Underneath the ennobling words of the liturgy and the solemn processions and rites of the season, Lent is really about something grimy and nasty.

We keep Lent because of sin. Not generic sin, or, even more removed, “sinfulness,” as if we’re lamenting some aspect of “the human condition.” No, it’s sin, yours and mine. Pride, self-consuming self-centeredness; spiteful Anger which draws pleasure from inflicting pain; gnawing Envy which can only rejoice in the sorrow of others; Greed which grasps at accumulation hoping to find spiritual fulfillment in material things; Lust, which offers the love every soul craves through fleeting pleasures—and Gluttony which promises the same (though differently focused, the two are much alike); and Sloth, acedia, the destroyer of beauty and hope, the surrender of the soul to meaninglessness.

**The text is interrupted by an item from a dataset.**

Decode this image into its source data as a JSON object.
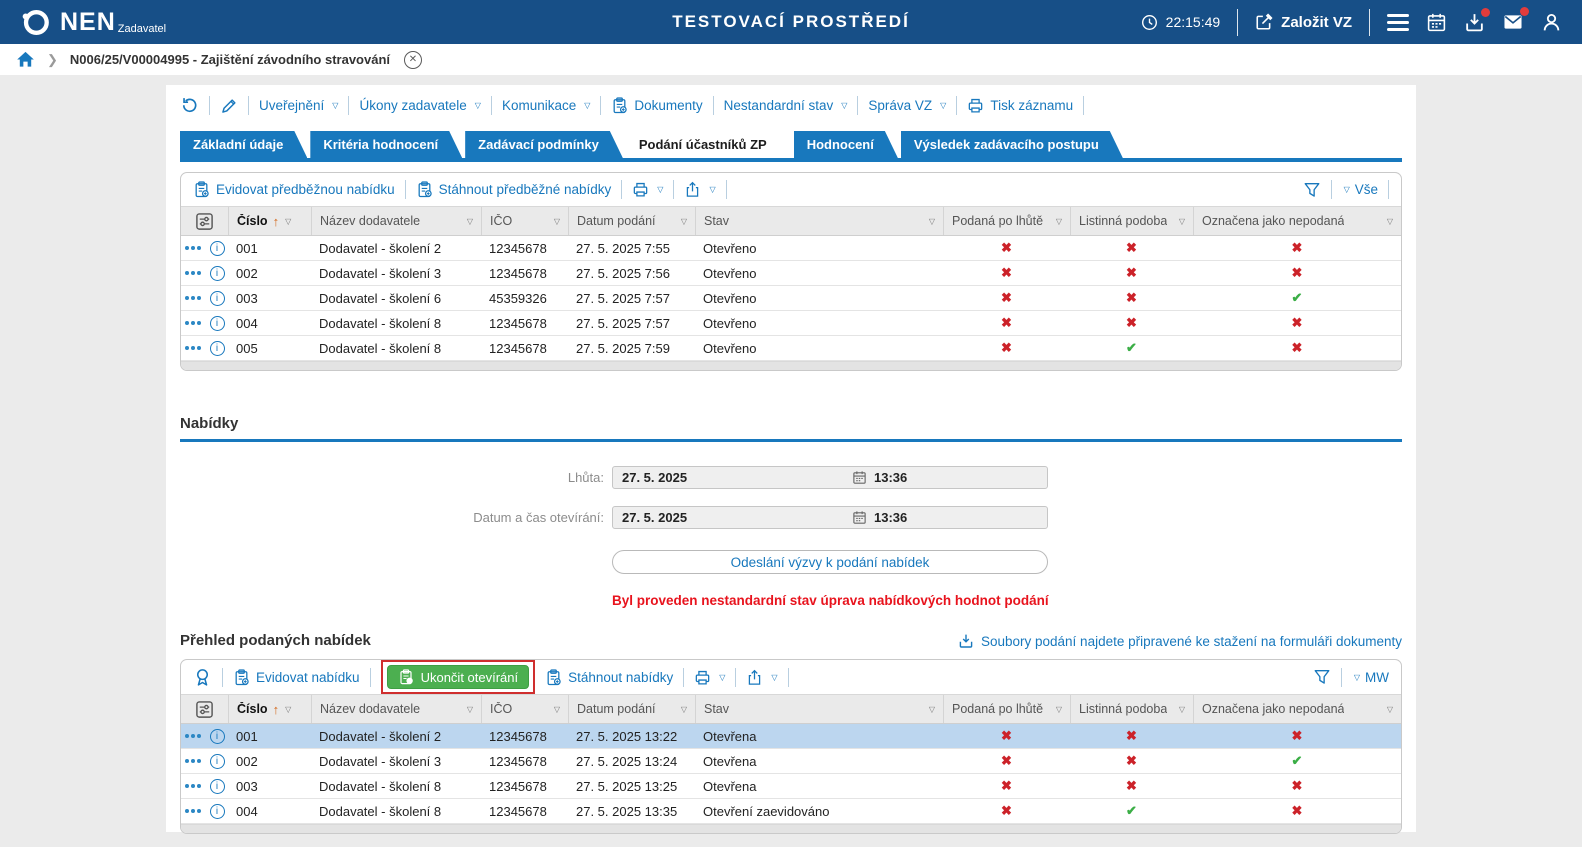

The Seven Deadly Sins, as they’ve collectively come to be known.

We need to see them for what they are: the yellowed pus, the shredded white-skinned leprosy of the soul. This is what you and I are fighting against throughout our lives, but in Lent we focus specially on our war with sin. Lent isn’t about the giving up of bacon—that’s just a weapon to help you fight sin. Is it the best one? That depends on which sin you’re fighting.

A tradition many centuries old looks at the list of the Deadly Sins and divides them into two "types." Though these have been given different names at different times, the distinctions remain the same. There are Sins of Malice (the first three listed above) and Sins of Infirmity (the last three—customarily, greed straddles the division).

Sins of malice are sins I commit because I don’t care about you. You exist for me, my sake, my pleasure.

Sins of Infirmity are sins of weakness, sins I commit because I’ve twisted the sensual and mental pleasures God gave me to enjoy, into ends in themselves.

“And there is no health in me…”

I remember—I won’t ever be able to forget—sitting at a stop-light one night when I had to go into Hollywood. Though St Mary’s sat right on the edge of the town, I avoided going there whenever possible (when I eventually got curates at St Mary’s, they each, in turn, ventured there in my stead whenever I could manage it). It was late at night and I was stopped on Sunset Boulevard. From the street corner a prostitute called to me, offering her services. It’s not the first time I’d been propositioned by a “soiled dove,” but that’s a story for another time. What remains with me till today is the woman herself. She was older, at least in her mid-50’s (perhaps the street lamp adds years as television is said to add pounds, I dunno) and thickly-made up. Her lipstick was troweled on, she had over-powdered her face and from a distance I could see how much she’d coated her eyelids with some sparkly stuff. Her metallic clothes hung on an emaciated frame.

Older women have an appealing beauty and grace of their own. She should have, but didn’t. She wasn’t enticing or even interesting—just pathetic, even, revolting. To my mind, she is the picture of Sin. Not because of her particular profession, but because she is the perfect example of what Sin “is.” A promise of something not true, twisted from what she was meant to be.

We keep Lent because you and I commit sins—not generic ones but ugly ones that claw and tear at who we are. I may imagine my sin doesn't hurt others, but sin always hurts me. We keep Lent not merely to turn from the everyday sins we commit, but because each of us aspires to something more. “Beloved,” St John writes, “it doth not yet appear what we shall be: but we know that, when He shall appear, we shall be like Him…” We keep Lent because something inside us insists that we are made for more than malicious selfishness and careless pleasure.

As the priest reminded us not very long ago, we are dust. But you and I are dust with a calling. We are beloved dirt—and God has just begun to mold us. If you think Lent is a challenge, wait till you see what He intends for you later!